This recent costs hearing referenced as Godbout v Notter, 2019 BCSC 1481 (CanLII) is an example of when an insurance company allegedly takes advantage of the difficult financial circumstance of the Plaintiff by refusing to make or accept a reasonable offer, the strategy being that the difficult circumstance the Plaintiff is in will force them to accept a low-ball offer.
This theory is made on the basis that the Defendant’s counter-offer of $100,000. was far less than the formal offer of the Plaintiff of $300,000, and far less than the actual trial award of over $583,000.
The Court states:
The Plaintiff “was forced to live on savings and the generosity of his life partner and was in a very difficult financial position as of January 2017. Considering the financial circumstances of the plaintiff, those of the defendant’s insurer and the risks of trial, it is reasonable to assume that the defendant was hopeful Mr. Godbout would accept considerably less than what could have been expected as an award at trial due to his financial circumstances.”
A formal offer was made by the Plaintiff in this case of $300,000., which was far less than a previous offer of $561,000 made at mediation. The Court concluded that the reduced formal offer was not a sign that the Plaintiff’s case was weak, but rather due to the fact that the Plaintiff was suffering from PTSD and anxiety, a “serious” attempt was being made by the Plaintiff to resolve this litigation:
Based upon the evidence which would have been available to both parties by January 2017, including examination for discovery transcripts, witness statements and the expert reports which had been exchanged by that time and having heard or seen the evidence at trial, the reduction in the plaintiff’s offer was not likely due to weaknesses in the plaintiff’s case. It is more likely that the formal offer represented a serious attempt to resolve the action before trial and to finalize the uncertainty of proceeding with a client who was experiencing PTSD and anxiety and would benefit from closure of the litigation.

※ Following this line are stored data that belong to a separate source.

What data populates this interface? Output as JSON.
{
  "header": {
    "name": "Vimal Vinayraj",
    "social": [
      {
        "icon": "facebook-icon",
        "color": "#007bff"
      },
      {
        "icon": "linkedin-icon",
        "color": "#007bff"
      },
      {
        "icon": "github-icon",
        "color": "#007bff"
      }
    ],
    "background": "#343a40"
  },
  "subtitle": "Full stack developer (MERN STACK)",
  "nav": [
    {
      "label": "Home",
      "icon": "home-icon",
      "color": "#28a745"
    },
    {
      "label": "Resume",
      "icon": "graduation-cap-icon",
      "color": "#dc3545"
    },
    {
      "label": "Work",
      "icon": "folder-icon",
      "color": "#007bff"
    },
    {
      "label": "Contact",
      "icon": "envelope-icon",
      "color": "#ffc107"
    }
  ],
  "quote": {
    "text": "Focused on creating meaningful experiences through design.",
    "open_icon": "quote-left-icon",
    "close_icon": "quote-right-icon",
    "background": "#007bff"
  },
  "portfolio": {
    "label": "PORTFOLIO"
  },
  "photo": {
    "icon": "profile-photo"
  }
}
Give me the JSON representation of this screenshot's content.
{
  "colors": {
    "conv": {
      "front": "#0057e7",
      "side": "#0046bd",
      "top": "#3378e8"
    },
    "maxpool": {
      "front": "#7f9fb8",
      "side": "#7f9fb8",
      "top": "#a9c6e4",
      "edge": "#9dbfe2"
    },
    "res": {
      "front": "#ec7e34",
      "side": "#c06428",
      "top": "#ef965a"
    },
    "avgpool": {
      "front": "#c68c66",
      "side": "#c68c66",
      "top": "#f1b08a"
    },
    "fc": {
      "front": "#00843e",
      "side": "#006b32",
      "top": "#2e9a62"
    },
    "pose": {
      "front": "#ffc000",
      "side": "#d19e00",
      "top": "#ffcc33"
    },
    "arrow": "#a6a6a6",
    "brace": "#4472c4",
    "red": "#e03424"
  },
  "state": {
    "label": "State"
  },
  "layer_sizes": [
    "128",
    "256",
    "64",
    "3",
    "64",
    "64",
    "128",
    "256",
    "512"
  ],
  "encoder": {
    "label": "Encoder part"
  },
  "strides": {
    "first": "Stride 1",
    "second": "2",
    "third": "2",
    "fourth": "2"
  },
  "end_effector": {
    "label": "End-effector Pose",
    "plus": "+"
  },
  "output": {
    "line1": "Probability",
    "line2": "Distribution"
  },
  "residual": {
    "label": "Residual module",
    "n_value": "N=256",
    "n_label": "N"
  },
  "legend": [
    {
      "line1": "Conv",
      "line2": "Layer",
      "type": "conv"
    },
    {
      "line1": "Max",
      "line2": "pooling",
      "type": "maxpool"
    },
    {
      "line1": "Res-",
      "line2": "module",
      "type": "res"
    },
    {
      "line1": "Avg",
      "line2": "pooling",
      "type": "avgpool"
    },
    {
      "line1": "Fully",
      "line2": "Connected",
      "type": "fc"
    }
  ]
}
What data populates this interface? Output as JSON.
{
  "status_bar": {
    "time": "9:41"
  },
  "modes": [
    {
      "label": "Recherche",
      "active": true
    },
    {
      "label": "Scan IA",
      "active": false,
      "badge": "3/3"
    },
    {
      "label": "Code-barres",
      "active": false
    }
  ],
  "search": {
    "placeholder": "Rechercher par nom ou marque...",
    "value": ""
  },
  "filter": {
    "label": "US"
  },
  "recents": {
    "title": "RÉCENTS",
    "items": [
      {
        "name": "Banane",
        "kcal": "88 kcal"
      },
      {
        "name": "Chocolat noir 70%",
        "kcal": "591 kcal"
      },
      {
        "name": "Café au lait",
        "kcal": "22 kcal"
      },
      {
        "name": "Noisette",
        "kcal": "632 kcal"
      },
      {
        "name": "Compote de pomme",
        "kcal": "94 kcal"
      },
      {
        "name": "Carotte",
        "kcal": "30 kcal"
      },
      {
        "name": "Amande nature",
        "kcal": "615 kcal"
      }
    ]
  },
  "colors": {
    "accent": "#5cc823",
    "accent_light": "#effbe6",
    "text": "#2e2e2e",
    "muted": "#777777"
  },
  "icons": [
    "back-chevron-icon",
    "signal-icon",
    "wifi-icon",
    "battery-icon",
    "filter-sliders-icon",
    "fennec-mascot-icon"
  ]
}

The Plaintiff’s formal offer of $300,000 was rejected by the Defendant, and a counter-offer in the sum of $100,000 was made. This offer was rejected by the Plaintiff.
The matter proceeded to trial with two counsel, Mr. Luke Zacharias and Ms. Brittany Corwin, resulting in the following award:
|Non-Pecuniary Damages||157,500 (175,000 less 10% for failure to mitigate)|
|Past Wage Loss||100,000|
|Future Lost Earnings||275,000|
|Future Care Costs||25,000|
|Loss of Housekeeping Capacity||15,000|
We have written an article regarding this trial decision referenced as: Liability Analysis – “Common Sense is the Best Approach”
The Court reviewed the facts of this case and determined that the formal offer of $300,000 was a reasonable offer and within an appropriate range and should have therefore been accepted by the Defendant. As a result, the Court ordered double costs to the Plaintiff.
- The trial was originally scheduled on February 3, 2017 and adjourned due to the unavailability of a trial Judge;
- The matter was reset to July 31, 2017;
- Quantum and liability were the key issues at trial.
- The Defendant was seriously injured at work and was not able to attend the July 31, 2017 trial.
- The matter proceeded to trial on July 31, 2017 on the issue of quantum only;
- The issue of liability was scheduled to proceed in December 2017.
- The Court noted that the Agreed Statement of facts disclosed that the defendant had lost control of his vehicle prior to the accident and that he left his vehicle sitting diagonally on the inside lane of Highway 1 where it was struck by the plaintiff’s tractor / trailer or semi-unit. The defendant’s vehicle was black, there was very little if any light at the time of the accident and the defendant also admitted he did not leave any lights on after abandoning his vehicle prior to the accident.
- Relevant rules: Rule 9-1 (4), (5); and R. 9(6) – Offers to Settle
- The key decision referenced on the topic of double costs is Hartshorne v. Hartshorne, 2011 BCCA 29 at paras. 25 and 27.
In assessing the facts of this case, the Court was of the opinion that the Defendant’s offer of $100,000 was not a reasonable offer that fell within a reasonable range:
“the defence’s response of a counter-offer of $100,000 did not reflect “a careful assessment of the strength or lack thereof of their cases…throughout the course of the litigation” (see Hartshorne at para. 25 citing Catalyst Paper Corp. v. Companhia de Navegaçao Norsul, 2009 BCCA 16 at para.16).”
The Court further stated:
“the defendant’s counter-offer reflects more of a “nuisance” offer as opposed to an honest assessment of the risk of a much higher judgment.”
I conclude, based upon the circumstances and the considerable law on the issue of double costs, that the offer of $300,000 ought reasonably to have been accepted by the defendant in or about January 2017 and that the plaintiff is entitled to double costs under R. 9-1.